CHAPTER XII — THE MAKING OF A MAN
Wakota, consisting of the mud-house of a Galician homesteader who owned a forge and did blacksmithing for the colony in a primitive way, they left behind half an hour before nightfall, with ten miles of bad going still before them. The trail wound through bluffs and around sleughs, dived into coulees and across black creeks, and only the most skilful handling could have piloted the bronchos through.
It was long after dark when they reached the ravine of the Night Hawk Creek, through which they must pass before arriving at the Lake. Down the sides of this ravine they zigzagged, dodging trees and boulders till they came to the last sharp pitch, at the foot of which ran the Creek. During this whole descent Kalman sat clinging to the back and side of the seat, expecting every moment to have the buckboard turn turtle over him, but when they reached the edge of the final pitch, were it not for sheer shame, he would have begged permission to scramble down on hands and knees rather than trust himself to the swaying, pitching vehicle. A moment French held his bronchos steady, poised on the brink of this rocky steep, and then reaching back, he seized the hind wheel and, holding it fast, used it as a drag, while the bronchos slid down on their haunches over the mass of gravel and rolling stones till they reached the bed of the Creek in safety. A splash through the water, a scramble up the other bank, a long climb, and they were out again on the prairie. A mile of good trail and they were at home, welcomed by the baying of two huge Russian wolf hounds.

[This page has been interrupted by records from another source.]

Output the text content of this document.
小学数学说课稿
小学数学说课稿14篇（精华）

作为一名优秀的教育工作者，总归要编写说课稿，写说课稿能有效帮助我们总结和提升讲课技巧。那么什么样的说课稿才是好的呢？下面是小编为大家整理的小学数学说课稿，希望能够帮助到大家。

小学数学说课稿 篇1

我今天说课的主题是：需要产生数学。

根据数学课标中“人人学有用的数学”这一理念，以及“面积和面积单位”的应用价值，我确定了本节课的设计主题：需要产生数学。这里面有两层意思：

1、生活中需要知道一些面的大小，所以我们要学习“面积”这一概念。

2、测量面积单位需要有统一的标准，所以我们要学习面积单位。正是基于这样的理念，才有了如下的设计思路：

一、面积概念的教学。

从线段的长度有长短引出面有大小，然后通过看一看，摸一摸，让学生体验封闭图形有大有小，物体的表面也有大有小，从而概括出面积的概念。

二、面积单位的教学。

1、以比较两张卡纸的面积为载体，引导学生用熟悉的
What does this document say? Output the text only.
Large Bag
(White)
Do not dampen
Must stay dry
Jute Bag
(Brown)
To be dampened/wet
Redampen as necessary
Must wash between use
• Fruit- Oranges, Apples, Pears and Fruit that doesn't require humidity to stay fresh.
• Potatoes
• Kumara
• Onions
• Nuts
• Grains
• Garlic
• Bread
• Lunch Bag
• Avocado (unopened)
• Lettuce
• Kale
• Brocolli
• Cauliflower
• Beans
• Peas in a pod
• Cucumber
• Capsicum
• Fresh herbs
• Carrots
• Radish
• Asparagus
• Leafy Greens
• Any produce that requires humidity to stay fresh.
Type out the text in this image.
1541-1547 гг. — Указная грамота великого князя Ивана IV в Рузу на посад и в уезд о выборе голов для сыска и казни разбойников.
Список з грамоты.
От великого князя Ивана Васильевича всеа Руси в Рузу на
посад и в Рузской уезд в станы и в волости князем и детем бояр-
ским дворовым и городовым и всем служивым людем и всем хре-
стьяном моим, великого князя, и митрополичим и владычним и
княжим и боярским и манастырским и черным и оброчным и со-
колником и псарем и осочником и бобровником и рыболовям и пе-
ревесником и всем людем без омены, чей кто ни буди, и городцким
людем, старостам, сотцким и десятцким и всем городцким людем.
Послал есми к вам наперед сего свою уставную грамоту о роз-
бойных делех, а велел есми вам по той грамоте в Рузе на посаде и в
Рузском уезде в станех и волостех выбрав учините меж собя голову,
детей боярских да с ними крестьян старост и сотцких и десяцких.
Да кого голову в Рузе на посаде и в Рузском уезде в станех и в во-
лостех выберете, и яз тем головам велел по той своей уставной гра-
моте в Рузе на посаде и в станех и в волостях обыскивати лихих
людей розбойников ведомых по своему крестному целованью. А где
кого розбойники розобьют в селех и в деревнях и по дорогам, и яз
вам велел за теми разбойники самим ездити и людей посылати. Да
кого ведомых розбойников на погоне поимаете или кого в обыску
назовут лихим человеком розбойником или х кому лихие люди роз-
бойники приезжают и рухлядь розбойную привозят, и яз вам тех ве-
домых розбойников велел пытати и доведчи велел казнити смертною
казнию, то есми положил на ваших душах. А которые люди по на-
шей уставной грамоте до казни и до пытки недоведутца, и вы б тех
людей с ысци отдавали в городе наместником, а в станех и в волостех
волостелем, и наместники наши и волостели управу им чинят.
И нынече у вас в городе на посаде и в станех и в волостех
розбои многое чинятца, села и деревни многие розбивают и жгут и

Through the dim light Kalman could discover the outlines of what seemed a long heap of logs, but what he afterwards discovered to be a series of low log structures which did for house, stable and sheds of various kinds.
"Down! Bismark. Down! Blucher. Hello there, Mac! Where in the world are you?"
After some time Mackenzie appeared with a lantern, a short, grizzled, thick-set man, rubbing his eyes and yawning prodigiously.
"I nefer thought you would be coming home to-night," he said. "What brought ye at this time?"
"Never mind, Mac," said French. "Get the horses out, and Kalman and I will unload this stuff."
In what seemed to be an outer shed, they deposited the pork, flour, and other articles that composed the load. As Kalman seized the straw-packed case to carry it in, French interfered.
"Here, boy, I'll take that," he said quickly.